We have utilised the python package beautiful soup in order to automatically get information on all of the study programs. There are 144 study programs at the TU Berlin. Adding each of the study programs including any kind of detailed information by hand to the knowledge is not achievable in the extend of one semester. The python crawler that we have written allows us to scan through the list of study programs and gather information to each of them. It extracts the links to the study program websites and scans through them to find any kind of useful text. The script tries to maintain the structure of the webpage as well as possible, while combining the information of all study program websites in one markdown file. This markdown file is seperated by headings with the names of the study programs.

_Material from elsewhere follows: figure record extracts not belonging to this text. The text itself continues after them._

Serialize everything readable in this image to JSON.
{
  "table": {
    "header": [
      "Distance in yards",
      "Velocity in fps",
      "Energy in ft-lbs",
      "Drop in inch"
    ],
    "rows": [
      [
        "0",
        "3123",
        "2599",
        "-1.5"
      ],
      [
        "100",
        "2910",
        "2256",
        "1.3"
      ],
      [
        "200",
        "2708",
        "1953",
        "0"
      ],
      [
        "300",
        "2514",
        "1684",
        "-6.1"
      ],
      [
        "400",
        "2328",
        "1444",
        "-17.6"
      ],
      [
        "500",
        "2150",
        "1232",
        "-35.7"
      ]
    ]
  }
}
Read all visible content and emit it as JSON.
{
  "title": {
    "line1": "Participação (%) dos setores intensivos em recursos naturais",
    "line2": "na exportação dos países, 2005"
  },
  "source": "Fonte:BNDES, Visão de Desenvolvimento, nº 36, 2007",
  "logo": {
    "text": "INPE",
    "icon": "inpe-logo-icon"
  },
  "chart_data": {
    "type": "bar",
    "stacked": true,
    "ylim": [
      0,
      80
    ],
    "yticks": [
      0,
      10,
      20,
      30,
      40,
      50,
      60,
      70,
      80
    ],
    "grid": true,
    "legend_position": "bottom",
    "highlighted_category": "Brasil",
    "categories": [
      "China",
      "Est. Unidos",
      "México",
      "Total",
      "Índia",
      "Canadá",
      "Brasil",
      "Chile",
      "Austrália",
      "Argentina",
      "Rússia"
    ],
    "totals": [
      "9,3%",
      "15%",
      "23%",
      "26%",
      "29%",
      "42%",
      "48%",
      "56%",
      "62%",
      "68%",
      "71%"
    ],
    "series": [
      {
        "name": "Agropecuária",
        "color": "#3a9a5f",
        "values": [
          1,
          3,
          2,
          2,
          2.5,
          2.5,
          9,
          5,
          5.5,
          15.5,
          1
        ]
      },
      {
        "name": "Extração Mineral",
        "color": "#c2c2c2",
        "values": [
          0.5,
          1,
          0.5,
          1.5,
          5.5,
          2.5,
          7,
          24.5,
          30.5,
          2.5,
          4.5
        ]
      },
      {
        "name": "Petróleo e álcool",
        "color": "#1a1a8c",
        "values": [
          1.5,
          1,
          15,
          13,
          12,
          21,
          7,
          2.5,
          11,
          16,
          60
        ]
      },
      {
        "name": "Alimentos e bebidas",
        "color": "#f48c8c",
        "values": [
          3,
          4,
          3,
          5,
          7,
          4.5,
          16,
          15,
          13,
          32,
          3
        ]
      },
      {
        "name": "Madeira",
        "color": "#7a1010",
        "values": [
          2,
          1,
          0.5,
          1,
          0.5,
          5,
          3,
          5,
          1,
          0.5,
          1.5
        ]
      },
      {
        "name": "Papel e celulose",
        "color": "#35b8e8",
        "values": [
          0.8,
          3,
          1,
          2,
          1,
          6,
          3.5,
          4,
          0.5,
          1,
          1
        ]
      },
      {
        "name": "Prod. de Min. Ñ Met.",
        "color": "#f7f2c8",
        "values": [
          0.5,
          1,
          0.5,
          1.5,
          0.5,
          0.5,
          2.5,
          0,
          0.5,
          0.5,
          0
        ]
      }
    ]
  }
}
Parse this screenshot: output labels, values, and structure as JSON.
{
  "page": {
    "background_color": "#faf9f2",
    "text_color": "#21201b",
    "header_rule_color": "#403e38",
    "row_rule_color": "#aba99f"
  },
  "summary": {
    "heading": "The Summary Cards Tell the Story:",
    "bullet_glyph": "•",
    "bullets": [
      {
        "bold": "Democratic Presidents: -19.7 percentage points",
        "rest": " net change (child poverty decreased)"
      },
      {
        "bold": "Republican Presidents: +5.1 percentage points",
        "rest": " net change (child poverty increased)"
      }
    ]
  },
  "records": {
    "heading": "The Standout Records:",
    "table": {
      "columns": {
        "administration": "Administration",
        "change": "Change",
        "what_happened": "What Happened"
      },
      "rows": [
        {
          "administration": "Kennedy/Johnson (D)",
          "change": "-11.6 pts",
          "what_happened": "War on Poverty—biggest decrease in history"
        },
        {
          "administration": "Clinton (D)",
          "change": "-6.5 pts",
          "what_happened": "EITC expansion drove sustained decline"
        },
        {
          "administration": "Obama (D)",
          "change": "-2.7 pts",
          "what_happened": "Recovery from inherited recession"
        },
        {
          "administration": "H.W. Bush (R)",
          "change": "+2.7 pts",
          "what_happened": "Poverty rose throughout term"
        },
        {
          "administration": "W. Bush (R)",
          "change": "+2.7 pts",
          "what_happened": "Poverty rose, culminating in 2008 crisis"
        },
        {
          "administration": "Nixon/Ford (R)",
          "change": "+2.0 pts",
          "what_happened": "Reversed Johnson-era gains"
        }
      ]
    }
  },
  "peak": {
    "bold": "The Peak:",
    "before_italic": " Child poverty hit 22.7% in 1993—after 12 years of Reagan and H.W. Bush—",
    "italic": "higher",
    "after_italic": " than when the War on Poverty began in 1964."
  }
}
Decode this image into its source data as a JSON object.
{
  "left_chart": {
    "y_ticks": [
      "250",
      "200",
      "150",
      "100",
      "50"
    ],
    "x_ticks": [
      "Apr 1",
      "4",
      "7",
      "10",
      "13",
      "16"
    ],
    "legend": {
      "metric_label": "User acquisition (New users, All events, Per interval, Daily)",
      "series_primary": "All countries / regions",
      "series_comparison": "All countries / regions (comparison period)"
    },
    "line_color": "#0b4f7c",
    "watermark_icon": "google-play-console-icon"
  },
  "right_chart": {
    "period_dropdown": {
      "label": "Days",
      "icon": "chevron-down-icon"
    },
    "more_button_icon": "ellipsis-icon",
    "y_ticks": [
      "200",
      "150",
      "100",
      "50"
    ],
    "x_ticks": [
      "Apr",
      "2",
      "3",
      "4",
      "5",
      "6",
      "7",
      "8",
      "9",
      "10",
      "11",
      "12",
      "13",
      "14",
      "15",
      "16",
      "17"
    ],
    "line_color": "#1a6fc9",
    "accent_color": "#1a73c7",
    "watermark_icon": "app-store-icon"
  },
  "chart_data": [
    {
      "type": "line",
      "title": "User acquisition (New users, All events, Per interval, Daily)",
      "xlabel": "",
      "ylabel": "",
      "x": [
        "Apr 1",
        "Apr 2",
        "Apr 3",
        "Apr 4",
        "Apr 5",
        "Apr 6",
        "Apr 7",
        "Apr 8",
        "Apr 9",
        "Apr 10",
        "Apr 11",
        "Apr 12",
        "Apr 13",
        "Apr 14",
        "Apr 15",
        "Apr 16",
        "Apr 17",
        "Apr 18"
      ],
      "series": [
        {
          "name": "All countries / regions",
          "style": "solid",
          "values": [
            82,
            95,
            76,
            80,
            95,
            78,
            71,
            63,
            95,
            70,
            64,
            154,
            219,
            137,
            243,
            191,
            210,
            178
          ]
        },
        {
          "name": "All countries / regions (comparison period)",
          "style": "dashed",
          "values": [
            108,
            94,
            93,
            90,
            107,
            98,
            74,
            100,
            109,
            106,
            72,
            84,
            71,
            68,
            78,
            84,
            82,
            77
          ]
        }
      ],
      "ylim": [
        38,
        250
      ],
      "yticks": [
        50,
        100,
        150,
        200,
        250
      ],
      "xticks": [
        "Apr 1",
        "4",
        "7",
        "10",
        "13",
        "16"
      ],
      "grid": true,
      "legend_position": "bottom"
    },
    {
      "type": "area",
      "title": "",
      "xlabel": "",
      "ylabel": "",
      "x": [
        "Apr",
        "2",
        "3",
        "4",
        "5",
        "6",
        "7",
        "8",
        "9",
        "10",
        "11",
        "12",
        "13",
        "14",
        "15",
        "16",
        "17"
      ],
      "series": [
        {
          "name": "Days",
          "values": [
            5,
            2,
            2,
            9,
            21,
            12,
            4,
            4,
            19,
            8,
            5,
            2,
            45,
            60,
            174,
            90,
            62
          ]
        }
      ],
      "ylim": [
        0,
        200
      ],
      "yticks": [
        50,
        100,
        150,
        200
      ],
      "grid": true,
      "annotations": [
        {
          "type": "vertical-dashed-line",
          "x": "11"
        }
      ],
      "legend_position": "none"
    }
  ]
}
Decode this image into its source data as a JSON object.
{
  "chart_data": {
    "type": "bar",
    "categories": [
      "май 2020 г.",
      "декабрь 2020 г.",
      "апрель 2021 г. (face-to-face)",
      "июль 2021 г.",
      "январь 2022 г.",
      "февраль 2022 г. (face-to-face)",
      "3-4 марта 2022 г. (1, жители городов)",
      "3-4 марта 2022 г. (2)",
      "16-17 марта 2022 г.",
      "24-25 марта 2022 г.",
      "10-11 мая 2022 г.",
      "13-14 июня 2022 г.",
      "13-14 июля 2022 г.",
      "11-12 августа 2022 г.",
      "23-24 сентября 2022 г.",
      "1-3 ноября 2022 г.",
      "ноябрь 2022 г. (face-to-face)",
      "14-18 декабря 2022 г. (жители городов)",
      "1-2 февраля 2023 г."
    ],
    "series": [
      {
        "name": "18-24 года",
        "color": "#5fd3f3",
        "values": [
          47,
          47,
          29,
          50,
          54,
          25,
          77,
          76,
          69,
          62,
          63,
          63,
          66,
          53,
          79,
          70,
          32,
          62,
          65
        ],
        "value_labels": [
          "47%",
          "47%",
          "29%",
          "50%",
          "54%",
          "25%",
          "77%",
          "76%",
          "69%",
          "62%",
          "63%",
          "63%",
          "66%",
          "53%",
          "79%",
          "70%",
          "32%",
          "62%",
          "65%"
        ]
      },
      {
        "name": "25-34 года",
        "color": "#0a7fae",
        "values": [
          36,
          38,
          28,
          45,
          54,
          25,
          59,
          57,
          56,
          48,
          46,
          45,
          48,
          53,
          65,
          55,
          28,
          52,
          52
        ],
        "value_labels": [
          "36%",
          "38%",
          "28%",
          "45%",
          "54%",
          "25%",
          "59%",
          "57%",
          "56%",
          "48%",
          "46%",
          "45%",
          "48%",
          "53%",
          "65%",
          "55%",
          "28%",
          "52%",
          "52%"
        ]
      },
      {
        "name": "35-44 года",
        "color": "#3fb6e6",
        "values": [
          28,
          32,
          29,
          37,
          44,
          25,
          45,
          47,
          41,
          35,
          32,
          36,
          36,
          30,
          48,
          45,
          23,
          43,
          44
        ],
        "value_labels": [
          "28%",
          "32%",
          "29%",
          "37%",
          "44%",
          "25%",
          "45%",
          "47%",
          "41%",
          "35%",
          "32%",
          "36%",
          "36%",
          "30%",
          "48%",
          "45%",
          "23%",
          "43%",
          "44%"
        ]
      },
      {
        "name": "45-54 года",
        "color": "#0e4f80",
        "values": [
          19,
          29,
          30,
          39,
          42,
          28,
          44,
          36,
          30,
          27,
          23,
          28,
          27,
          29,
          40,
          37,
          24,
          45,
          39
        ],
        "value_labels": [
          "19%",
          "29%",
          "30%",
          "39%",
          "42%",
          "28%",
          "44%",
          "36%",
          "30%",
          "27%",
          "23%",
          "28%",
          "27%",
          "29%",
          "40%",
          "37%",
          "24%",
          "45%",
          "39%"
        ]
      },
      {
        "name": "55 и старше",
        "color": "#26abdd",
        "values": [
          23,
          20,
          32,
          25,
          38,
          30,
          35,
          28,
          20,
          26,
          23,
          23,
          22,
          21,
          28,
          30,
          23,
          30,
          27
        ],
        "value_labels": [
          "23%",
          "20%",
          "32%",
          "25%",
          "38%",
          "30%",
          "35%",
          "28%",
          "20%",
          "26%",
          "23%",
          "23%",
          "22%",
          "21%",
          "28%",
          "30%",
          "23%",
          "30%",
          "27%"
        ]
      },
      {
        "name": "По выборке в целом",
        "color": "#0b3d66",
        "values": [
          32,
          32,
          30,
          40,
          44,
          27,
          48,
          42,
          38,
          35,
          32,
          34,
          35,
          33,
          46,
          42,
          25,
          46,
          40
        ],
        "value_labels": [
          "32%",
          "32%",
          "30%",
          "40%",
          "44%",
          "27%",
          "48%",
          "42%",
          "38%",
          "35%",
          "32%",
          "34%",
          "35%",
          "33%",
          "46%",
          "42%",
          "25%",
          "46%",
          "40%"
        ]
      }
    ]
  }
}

The GitHub workflow executes the python crawler and uploads the generated markdown file. The crawler also downloads all available StuPOs and combines them into one large pdf. Unfortunately, the file is too large which leads to the chatbot hallucinating instead of properly accessing the correct StuPo. Future work could investigate how indexing can be used to improve the use of very large knowledge files. Due to the time constraint we decided to not persue this issue and to not include the StuPO pdf in our knowledge. This is why the workflow ignores the combined StuPO pdf file and does not upload it.

Utilising crawlers or scrapers to gather knowledge files plays a large role in the maintainability of a knowledge base. Eventually information will change. Having the option to gather all current information from the TUB websites by the press of a button is hugely beneficial to the maintainers of a chatbot.